Andrés miró fijamente al otro. – ¿Desea usted desembarazarse de sus casos difíciles?
–Por supuesto -dijo Oxborrow ásperamente-. ¿Y quién no? – ¡Yo! exclamó Andrés-. A mí me gusta conservarlos, observarlos.
–Oxborrow tiene razón murmuró Medley inesperadamente-. Es la primera norma de la práctica, médica, Manson. Usted se dará cuenta de ello cuando tenga más años. Líbrese del enfermo de mal cariz, líbrese de él, líbrese de él.
–Al diablo con todo! – protestó Andrés con vehemencia.
La discusión continuó en grupos durante tres cuartos de hora, Al término de ese rato Andrés acertó a exclamar, muy acalorado:
–Tenemos que solucionar esto. ¿Me oyen ustedes? Llewellyn sabe que estamos en contra suya. Se lo dije esta tarde. – ¡Cómo! – La exclamación salió de Oxborrow, Urquhart y aun de Medley. – ¿Quiere usted decir, doctor, que le dijo al doctor Llewcllyn?..
Medio incorporado, Oxborrow le dirigió una trémula mirada a Andrés. – ¡Por supuesto que lo hice! Alguna vez tenía que saberlo. ¿No ven ustedes que sólo reuniéndonos y mostrando un frente unido, tenemos que vencer? – ¡Demonios! – Urquhart estaba lívido- ¡Tiene usted un tupé! ¡Usted no sabe la influencia que tiene Llewel1yn! Mete mano en todo. Seremos afortunados si no nos despiden a todos. Piense en mí procurando hallar otra ocupación a mis años -Se encaminó hacia la puerta. Usted es un buen muchacho, Manson, Pero es muy joven. Buenas noches Ya Medley se había puesto apresuradamente de pie. La mirada de sus ojos decía que se iba a dirigir derechamente a su teléfono para manifestarle con zalamerías al doctor Llewellyn que él, el doctor Llewellyn, era un médico soberbio, y él, Medley, le podía oír perfectamente, Oxborrow se fué detrás de ellos. En dos minutos quedó despejada la pieza. Sólo Con, Andrés y el resto de la cerveza.

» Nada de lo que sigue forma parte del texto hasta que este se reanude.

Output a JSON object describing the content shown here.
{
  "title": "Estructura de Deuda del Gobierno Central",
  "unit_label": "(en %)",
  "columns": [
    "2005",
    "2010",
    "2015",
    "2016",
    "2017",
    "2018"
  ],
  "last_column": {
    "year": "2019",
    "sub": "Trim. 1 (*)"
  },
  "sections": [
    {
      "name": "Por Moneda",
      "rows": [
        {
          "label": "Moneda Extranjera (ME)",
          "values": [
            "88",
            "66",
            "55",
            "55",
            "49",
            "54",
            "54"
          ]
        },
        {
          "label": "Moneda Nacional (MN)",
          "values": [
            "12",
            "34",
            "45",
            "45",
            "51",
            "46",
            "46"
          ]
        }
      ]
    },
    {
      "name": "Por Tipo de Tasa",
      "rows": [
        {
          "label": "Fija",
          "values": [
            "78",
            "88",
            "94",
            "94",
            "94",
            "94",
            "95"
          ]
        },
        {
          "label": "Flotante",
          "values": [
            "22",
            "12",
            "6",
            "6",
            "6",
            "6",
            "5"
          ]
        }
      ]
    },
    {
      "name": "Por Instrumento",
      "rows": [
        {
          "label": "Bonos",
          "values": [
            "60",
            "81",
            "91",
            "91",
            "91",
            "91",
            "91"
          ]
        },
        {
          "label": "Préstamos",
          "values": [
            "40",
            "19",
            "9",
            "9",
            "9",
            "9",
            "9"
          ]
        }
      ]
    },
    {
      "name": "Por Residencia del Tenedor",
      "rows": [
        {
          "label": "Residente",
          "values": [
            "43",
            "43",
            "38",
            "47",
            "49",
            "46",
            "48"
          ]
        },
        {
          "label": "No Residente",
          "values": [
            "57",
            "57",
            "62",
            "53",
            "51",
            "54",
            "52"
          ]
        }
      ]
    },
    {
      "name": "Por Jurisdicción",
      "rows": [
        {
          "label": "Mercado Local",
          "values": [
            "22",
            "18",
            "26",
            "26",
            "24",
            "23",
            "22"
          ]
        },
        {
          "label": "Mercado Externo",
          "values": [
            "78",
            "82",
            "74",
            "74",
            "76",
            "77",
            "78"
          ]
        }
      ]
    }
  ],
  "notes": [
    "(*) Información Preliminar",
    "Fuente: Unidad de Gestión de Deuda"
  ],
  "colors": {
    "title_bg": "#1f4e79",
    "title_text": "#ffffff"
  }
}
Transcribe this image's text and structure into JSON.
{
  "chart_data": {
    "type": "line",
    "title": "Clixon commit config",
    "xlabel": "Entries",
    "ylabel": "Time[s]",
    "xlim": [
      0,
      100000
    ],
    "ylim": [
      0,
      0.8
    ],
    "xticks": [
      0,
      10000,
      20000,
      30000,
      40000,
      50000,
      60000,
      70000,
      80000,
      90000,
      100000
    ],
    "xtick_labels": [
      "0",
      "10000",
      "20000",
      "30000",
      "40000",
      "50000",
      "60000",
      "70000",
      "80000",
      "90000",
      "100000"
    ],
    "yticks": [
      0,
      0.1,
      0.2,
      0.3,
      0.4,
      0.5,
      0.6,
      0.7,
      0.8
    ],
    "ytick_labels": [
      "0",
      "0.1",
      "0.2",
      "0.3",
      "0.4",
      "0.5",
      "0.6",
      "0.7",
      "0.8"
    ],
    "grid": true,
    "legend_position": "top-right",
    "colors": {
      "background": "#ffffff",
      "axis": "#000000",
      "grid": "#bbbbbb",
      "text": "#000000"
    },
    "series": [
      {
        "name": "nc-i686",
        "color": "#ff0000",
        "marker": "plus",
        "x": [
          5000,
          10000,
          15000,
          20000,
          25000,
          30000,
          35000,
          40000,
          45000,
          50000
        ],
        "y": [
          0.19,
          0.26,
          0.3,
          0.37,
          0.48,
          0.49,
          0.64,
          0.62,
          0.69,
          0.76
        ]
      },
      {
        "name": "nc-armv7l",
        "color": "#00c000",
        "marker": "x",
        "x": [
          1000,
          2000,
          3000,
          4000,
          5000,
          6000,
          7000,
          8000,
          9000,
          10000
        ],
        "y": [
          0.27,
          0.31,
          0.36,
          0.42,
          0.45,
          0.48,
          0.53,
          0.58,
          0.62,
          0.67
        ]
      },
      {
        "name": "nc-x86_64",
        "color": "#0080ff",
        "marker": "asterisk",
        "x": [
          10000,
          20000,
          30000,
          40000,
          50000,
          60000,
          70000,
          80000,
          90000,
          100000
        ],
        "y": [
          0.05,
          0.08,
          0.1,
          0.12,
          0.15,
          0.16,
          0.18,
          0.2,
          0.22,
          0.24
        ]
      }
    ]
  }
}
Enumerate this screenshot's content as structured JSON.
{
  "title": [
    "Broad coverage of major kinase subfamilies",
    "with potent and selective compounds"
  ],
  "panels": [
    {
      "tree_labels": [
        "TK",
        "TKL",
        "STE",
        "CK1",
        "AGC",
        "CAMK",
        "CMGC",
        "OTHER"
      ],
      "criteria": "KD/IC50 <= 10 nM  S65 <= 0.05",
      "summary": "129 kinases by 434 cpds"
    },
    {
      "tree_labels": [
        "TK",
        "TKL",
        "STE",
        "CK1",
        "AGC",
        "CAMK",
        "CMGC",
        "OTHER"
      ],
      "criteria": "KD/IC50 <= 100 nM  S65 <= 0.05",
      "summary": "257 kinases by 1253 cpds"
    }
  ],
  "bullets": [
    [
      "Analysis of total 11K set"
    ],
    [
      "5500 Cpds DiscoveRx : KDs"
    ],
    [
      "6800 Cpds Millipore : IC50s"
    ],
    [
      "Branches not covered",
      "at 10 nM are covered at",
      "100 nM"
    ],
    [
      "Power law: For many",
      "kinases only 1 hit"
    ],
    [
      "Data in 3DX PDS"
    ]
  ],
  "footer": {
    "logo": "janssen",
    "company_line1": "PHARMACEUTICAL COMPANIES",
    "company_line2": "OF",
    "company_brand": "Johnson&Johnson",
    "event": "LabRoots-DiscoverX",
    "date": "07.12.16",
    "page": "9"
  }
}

Terminaron de beber en silencio. En seguida, recordó Andrés que había otras seis botellas en la despensa. Las terminaron también.

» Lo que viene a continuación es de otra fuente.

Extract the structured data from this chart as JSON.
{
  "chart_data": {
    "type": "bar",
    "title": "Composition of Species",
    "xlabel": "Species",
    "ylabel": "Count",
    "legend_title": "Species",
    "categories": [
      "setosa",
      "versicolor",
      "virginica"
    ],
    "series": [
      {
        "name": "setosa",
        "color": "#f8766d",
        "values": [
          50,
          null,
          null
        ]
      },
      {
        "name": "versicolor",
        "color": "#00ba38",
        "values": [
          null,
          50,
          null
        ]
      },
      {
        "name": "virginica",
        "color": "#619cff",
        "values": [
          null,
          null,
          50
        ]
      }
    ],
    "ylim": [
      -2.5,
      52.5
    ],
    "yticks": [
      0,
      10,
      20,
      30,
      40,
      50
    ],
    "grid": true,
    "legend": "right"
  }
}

Entonces comenzaron a hablar. Se dijeron cosas referentes al origen, la familia y el carácter moral de Oxborrow, Medley y Urquhart. Se detuvieron especialmente en Oxborrow y su armonio. No se dieron cuenta de que Cristina había llegado y subido. Hablaron sinceramente, como hermanos vergonzosamente traicionados.
A la mañana siguiente Andrés salió a sus visitas con un espantoso dolor de cabeza y la mirada ceñuda. En la plaza se cruzó con Llewellyn, que iba en su auto. Mientras Andrés alzaba la cara desconfiado y corrido, Llewellyn le dirigió una mirada radiante.